Une meilleure prise en compte que Jésus est juif, qu’il est le Messie d’Israël, renouvelle la christologie et l’eschatologie. La permanence du peuple juif à travers les siècles, comprise comme une volonté de Dieu, oblige à développer l’ecclésiologie et à interroger l’image de l’Église comme "nouvel Israël", en abandonnant la théologie de la substitution. La liturgie redécouvre ses origines juives et, selon l’adage Lex orandi, lex credendi, ce que la célébration de ces antiques rites exprime de sa foi.

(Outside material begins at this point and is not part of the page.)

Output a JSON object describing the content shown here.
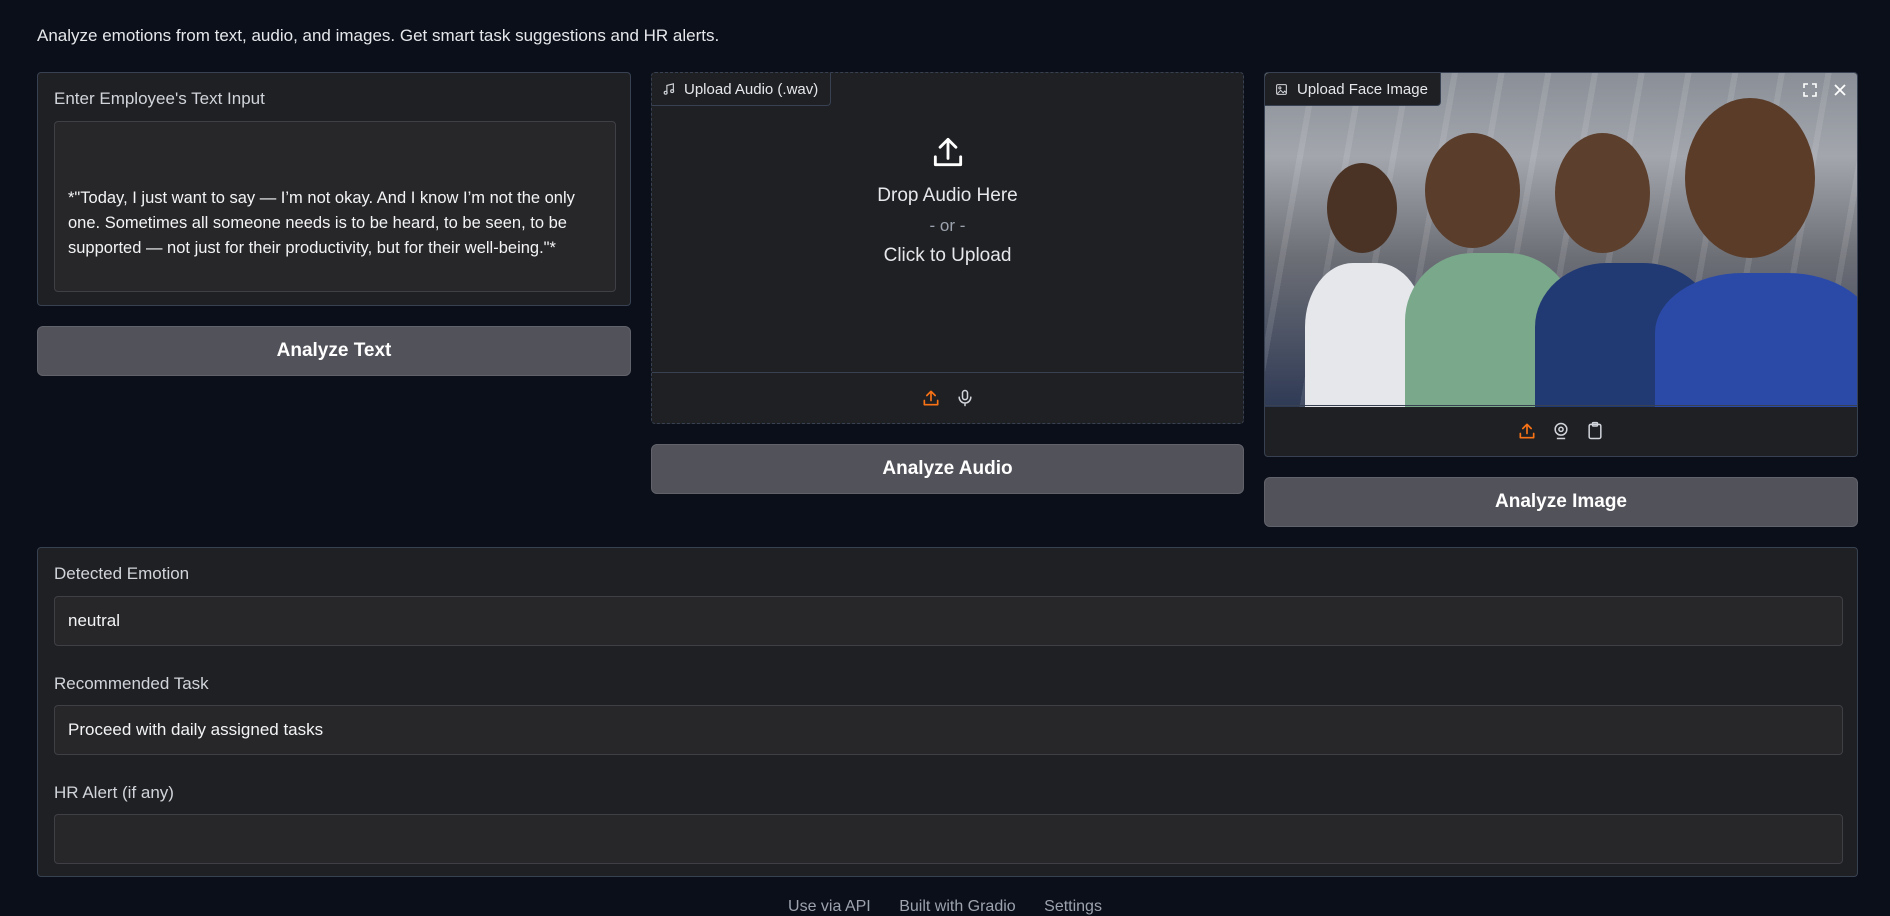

De la Shoah au regain de l’antisémitisme
C’est le choc de la Shoah qui fut le point de départ de la déclaration conciliaire Nostra ætate. Nous en fêtons le soixantième anniversaire au moment où l’antisémitisme connaît un violent regain, deux ans après l’attaque terroriste du 7 octobre 2023, le pire pogrom depuis 1945. C’est dire l’actualité brûlante de ce texte ! Il me semble que la meilleure façon de célébrer cet anniversaire serait, outre la formation de nos intelligences et de nos consciences chrétiennes, de manifester d’une manière ou d’une autre notre proximité et notre soutien aux Juifs de notre entourage et de notre pays. Cette exigence chrétienne, le pape François l’exprimait ainsi : "Le dialogue et l’amitié avec les fils d’Israël font partie de la vie des disciples de Jésus."
[2] Cf. Commission biblique pontificale, Le peuple juif et ses saintes écritures dans la Bible chrétienne, 2001.